Researchers have been developing implantable or wearable skin-like electronics for about 15 years and have made many demonstrations of potential clinical applications. These technologies are beginning to mature, says John Rogers, a materials scientist at Northwestern University. But powering them in a user-friendly way remains challenging. Most demonstrations of wearable devices—especially those that collect biochemical data—require bulky batteries or tether the user to an external power source.
The Northwestern team tackled this by developing self-powered sensing elements and a set of compact electronics to transmit data and receive power. They added these components to a disposable microfluidic sticker that passively sops up sweat on a person’s skin and routes it to teardrop-shaped chambers. Some of the chambers measure the volume of sweat; others contain dyes that change color in response to pH or chloride levels.

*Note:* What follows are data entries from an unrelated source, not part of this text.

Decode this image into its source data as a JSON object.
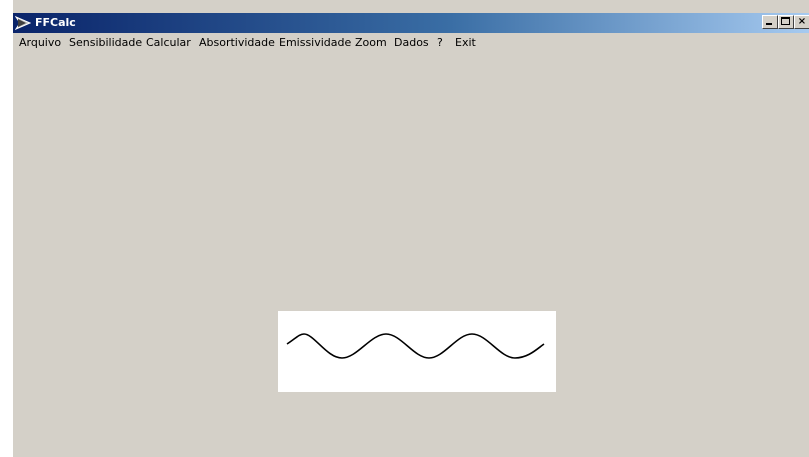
{
  "window": {
    "title": "FFCalc",
    "app_icon": "ffcalc-app-icon",
    "controls": {
      "minimize_icon": "minimize-icon",
      "maximize_icon": "maximize-icon",
      "close_icon": "close-icon",
      "close_label": "×"
    }
  },
  "menu": {
    "items": [
      {
        "label": "Arquivo"
      },
      {
        "label": "Sensibilidade"
      },
      {
        "label": "Calcular"
      },
      {
        "label": "Absortividade"
      },
      {
        "label": "Emissividade"
      },
      {
        "label": "Zoom"
      },
      {
        "label": "Dados"
      },
      {
        "label": "?"
      },
      {
        "label": "Exit"
      }
    ]
  },
  "canvas": {
    "content": "sine-wave-icon",
    "background": "#ffffff",
    "stroke": "#000000"
  },
  "colors": {
    "face": "#d4d0c8",
    "title_start": "#0a246a",
    "title_end": "#a6caf0"
  }
}
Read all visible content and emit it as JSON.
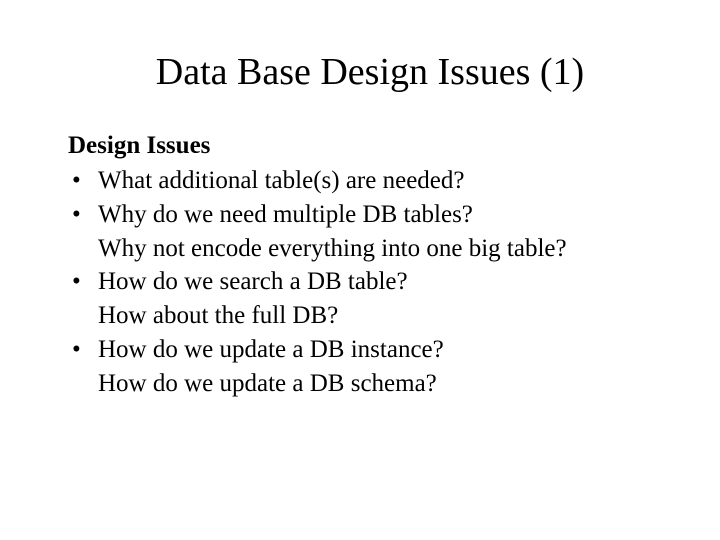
{
  "title": "Data Base Design Issues (1)",
  "section_heading": "Design Issues",
  "bullets": [
    {
      "line1": "What additional table(s) are needed?"
    },
    {
      "line1": "Why do we need multiple DB tables?",
      "line2": "Why not encode everything into one big table?"
    },
    {
      "line1": "How do we search a DB table?",
      "line2": "How about the full DB?"
    },
    {
      "line1": "How do we update a DB instance?",
      "line2": "How do we update a DB schema?"
    }
  ]
}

In the new device, some chambers contain electrochemical reagents that react with glucose or lactate, generating a tiny local voltage that can be read out by electronics on the sticker. When the wearer stands near an antenna or swipes a phone over the sensor, flexible circuits within the sensor pick up a small amount of power from emitted radio waves and use the resulting electrical pulses to read out the electrochemical sensors and transmit the data.

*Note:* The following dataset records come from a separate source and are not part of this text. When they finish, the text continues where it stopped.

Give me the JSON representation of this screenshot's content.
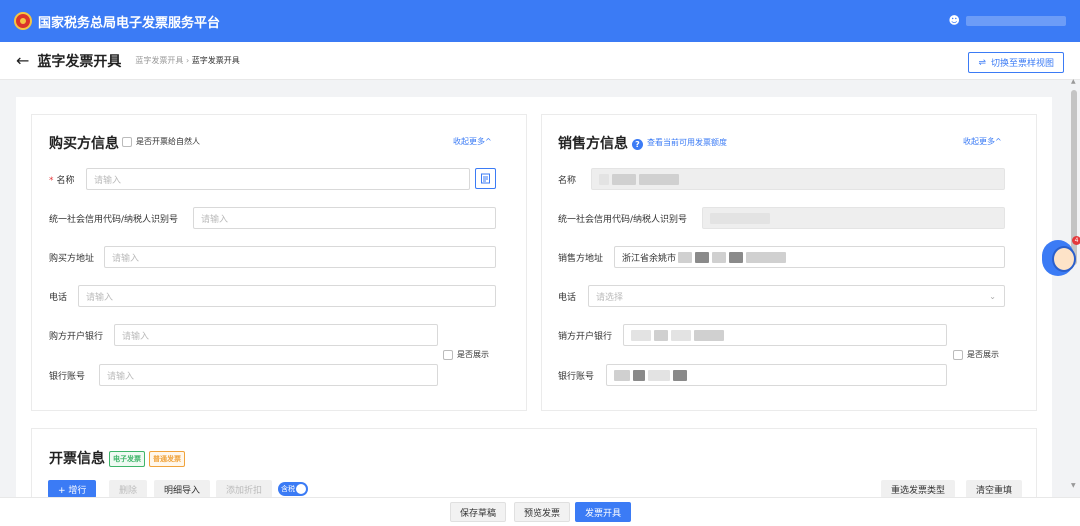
{
  "header": {
    "app_title": "国家税务总局电子发票服务平台",
    "user_icon": "user-icon"
  },
  "page": {
    "title": "蓝字发票开具",
    "breadcrumb": [
      "蓝字发票开具",
      "蓝字发票开具"
    ],
    "breadcrumb_sep": "›",
    "switch_view_label": "切换至票样视图",
    "switch_icon": "swap-icon"
  },
  "buyer": {
    "title": "购买方信息",
    "natural_person_label": "是否开票给自然人",
    "collapse_label": "收起更多^",
    "name_label": "名称",
    "name_placeholder": "请输入",
    "credit_label": "统一社会信用代码/纳税人识别号",
    "credit_placeholder": "请输入",
    "address_label": "购买方地址",
    "address_placeholder": "请输入",
    "phone_label": "电话",
    "phone_placeholder": "请输入",
    "bank_label": "购方开户银行",
    "bank_placeholder": "请输入",
    "account_label": "银行账号",
    "account_placeholder": "请输入",
    "show_label": "是否展示"
  },
  "seller": {
    "title": "销售方信息",
    "quota_link": "查看当前可用发票额度",
    "collapse_label": "收起更多^",
    "name_label": "名称",
    "credit_label": "统一社会信用代码/纳税人识别号",
    "address_label": "销售方地址",
    "address_value": "浙江省余姚市",
    "phone_label": "电话",
    "phone_placeholder": "请选择",
    "bank_label": "销方开户银行",
    "account_label": "银行账号",
    "show_label": "是否展示"
  },
  "invoice": {
    "title": "开票信息",
    "tag_electronic": "电子发票",
    "tag_normal": "普通发票",
    "add_row": "+ 增行",
    "delete": "删除",
    "import_detail": "明细导入",
    "add_discount": "添加折扣",
    "tax_toggle": "含税",
    "reselect_type": "重选发票类型",
    "clear_refill": "清空重填"
  },
  "footer": {
    "save_draft": "保存草稿",
    "preview": "预览发票",
    "issue": "发票开具"
  },
  "assistant": {
    "badge": "4"
  }
}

Levels of chloride or lactate in sweat could tell people working out that they are dehydrated or that their cells have stopped burning calories aerobically. Rogers’s start-up Epicore Biosystems has partnered with L’Oréal and Gatorade to develop consumer versions of the pH and electrolyte sensors.

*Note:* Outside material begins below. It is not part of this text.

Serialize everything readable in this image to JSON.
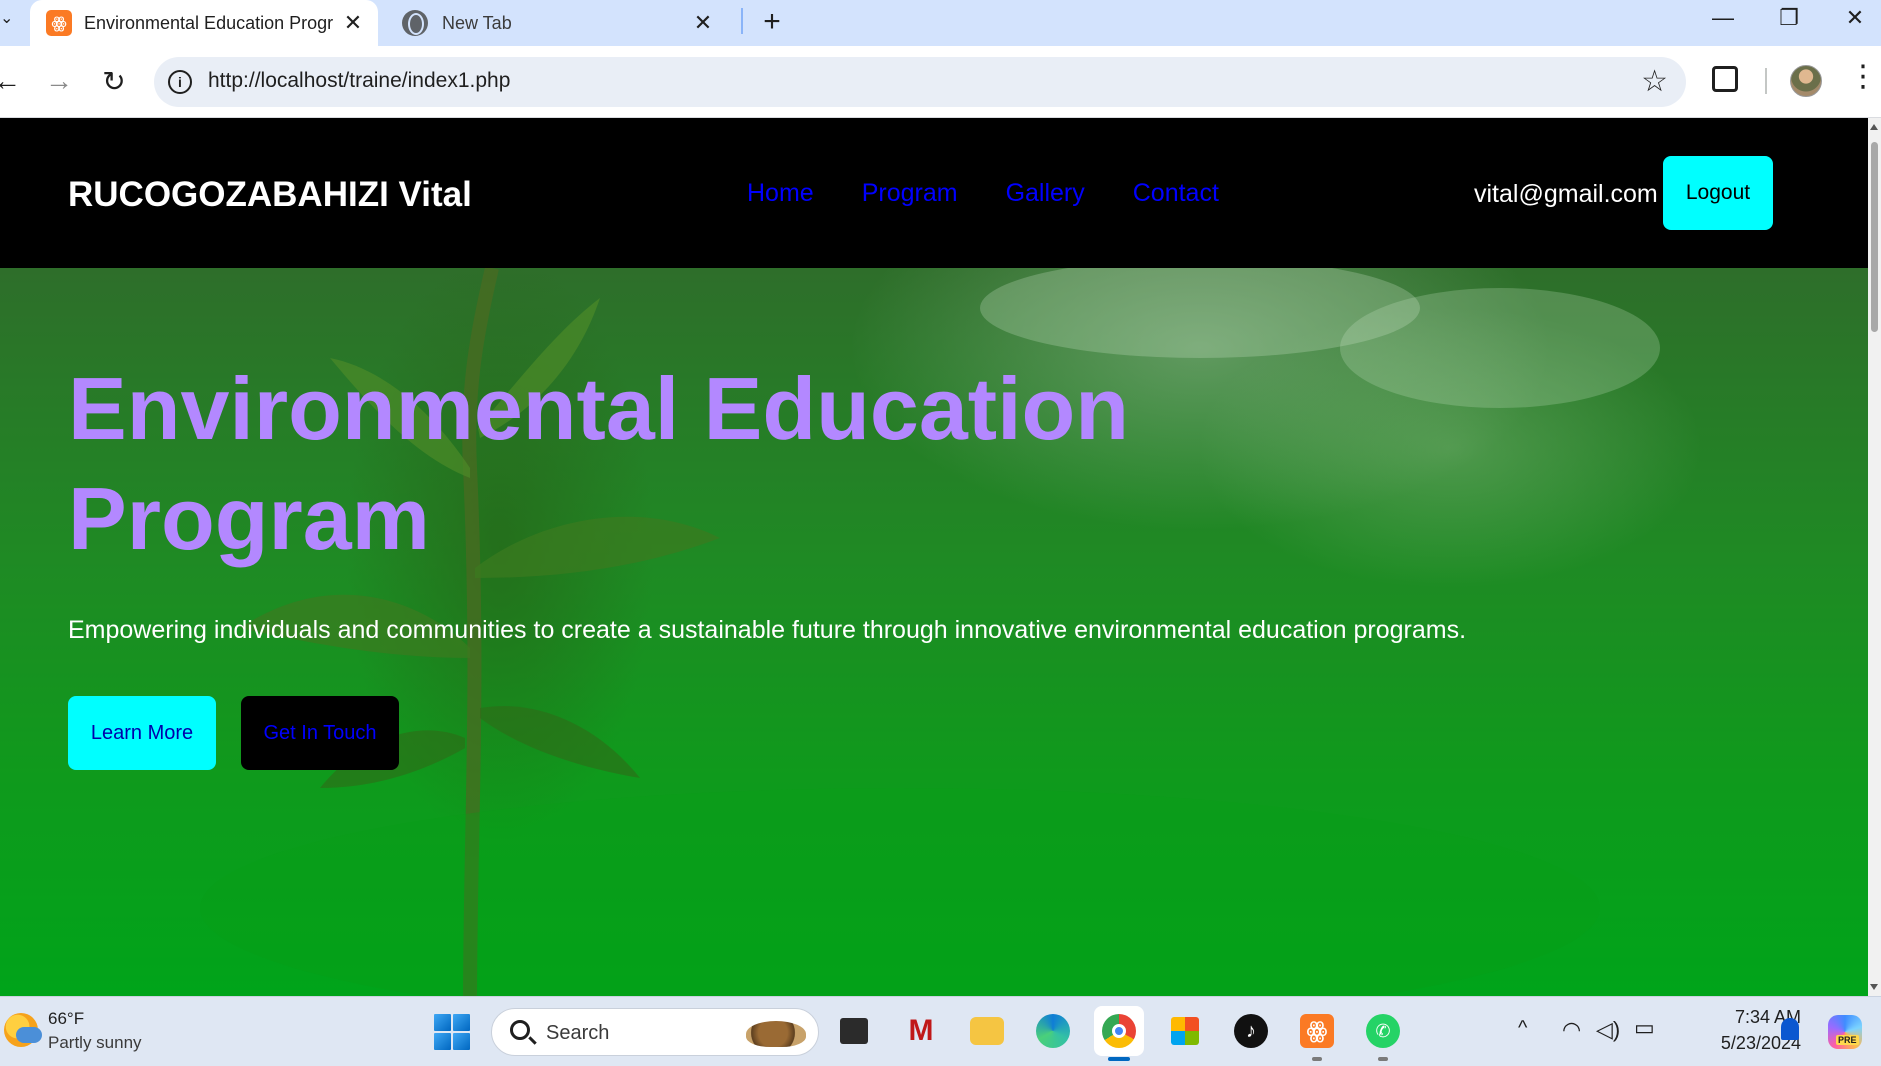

Whether there are broader medical implications isn’t yet clear. “Sweat is understudied in general,” says Wei Gao, a medical engineer who’s developing wearable sweat sensors at the California Institute of Technology. He hopes wearable technologies will help fill in the gaps. Sweat chloride levels are used to diagnose cystic fibrosis in newborns, and there is a strong correlation between sweat alcohol and blood alcohol levels. But without an easy way to take real-time readings, it’s been unclear whether or how levels of other biomarkers in sweat correlate with blood levels.
Rogers’s team used the new sensors to measure glucose levels in sweat from people wearing the devices for two days. The data correlated with blood glucose levels, but there was a time delay between when the blood levels changed and when the sweat levels did. Rogers says further study is needed to determine whether sweat glucose can be used to inform insulin dosing for people with diabetes.